Barangkali satu-satunya prestasi Wim Rijsbergen yang dipandang lumayan adalah hasil seri 0-0 melawan Arab Saudi dalam uji coba di Malaysia. Pelatih yang sekarang berusia 64 tahun ini diberhentikan PSSI pada Januari 2012.

4 dari 6 halaman

Luis Manuel Blanco

Nasib tak menyenangkan dialami Luis Manuel Blanco. Pelatih asal Argentina seolah jadi korban dualisme PSSI tak lama setelah kedatangannya ke Indonesia.

Pada 7 Februari 2013, Blanco, yang kala itu berusia 59 tahun diperkenalkan sebagai pelatih timnas senior dan U-23 dengan kontrak selama dua tahun di bawah kepengurusan PSSI Djohar Arifin Husin.

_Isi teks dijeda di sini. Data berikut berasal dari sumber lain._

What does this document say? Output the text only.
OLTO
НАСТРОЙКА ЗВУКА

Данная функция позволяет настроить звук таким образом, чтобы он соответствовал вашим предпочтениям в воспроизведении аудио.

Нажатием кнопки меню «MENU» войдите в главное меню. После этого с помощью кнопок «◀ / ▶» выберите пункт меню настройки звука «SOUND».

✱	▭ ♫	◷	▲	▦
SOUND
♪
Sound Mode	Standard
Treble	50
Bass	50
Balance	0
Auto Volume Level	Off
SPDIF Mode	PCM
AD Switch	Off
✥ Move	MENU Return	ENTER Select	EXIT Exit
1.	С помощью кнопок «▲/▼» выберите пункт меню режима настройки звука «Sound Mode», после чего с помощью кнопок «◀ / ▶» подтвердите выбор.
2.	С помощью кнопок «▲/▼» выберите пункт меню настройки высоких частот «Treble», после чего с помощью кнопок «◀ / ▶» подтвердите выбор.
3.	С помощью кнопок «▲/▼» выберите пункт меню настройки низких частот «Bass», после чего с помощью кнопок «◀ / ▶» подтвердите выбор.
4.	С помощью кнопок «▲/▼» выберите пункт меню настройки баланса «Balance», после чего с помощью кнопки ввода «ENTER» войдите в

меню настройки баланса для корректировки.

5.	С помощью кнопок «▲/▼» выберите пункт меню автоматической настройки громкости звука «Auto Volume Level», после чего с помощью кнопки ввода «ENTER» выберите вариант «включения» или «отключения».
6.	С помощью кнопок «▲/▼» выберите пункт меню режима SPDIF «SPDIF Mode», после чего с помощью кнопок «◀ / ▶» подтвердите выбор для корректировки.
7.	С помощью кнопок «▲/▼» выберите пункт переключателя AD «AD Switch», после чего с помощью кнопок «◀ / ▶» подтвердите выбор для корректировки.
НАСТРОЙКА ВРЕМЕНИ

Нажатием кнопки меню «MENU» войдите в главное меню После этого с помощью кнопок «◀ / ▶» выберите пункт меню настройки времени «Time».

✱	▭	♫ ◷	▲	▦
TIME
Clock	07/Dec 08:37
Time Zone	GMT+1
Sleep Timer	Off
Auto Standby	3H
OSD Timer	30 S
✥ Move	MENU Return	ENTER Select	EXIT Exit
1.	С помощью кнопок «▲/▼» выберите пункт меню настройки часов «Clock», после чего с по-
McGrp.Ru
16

Pengumuman itu sempat membuat dahi pencinta sepak bola Indonesia mengernyit. Pasalnya, mayoritas fans Tim Garuda tidak mengetahui siapa sosok Luis Manuel Blanco. Rekam jejaknya di sepak bola Asia, khususnya Asia Tenggara, sangat kurang.

Saat dikenalkan, ia sempat disebut pernah jadi pelatih timnas U-20 China. Namun, setelah diusut, hal itu tak terbukti lantaran ia diduga hanya jadi pelatih tim U-20 Beijing.

Kabar yang beredar menyebut bila penunjukan Blanco sebagai buah kerja sama Indonesia-Argentina menyusul kunjungan kerja Presiden Argentina, Cristina Fernandez de Kischner, di Jakarta, medio Januari 2013. Hal itu dibuktikan dengan keberadaan sosok Duta Besar Argertina untuk Indonesia, Javier Sanz de Urquiza, dalam sesi perkenalan.

Seolah belum cukup, kedatangan Blanco membuat posisi Nilmaizar yang ketika itu masih resmi jadi pelatih timnas, jadi tak menentu. Bahkan, beberapa anggota Komite Eksekutif PSSI mengaku tak tahu-menahu dengan penunjukan Blanco.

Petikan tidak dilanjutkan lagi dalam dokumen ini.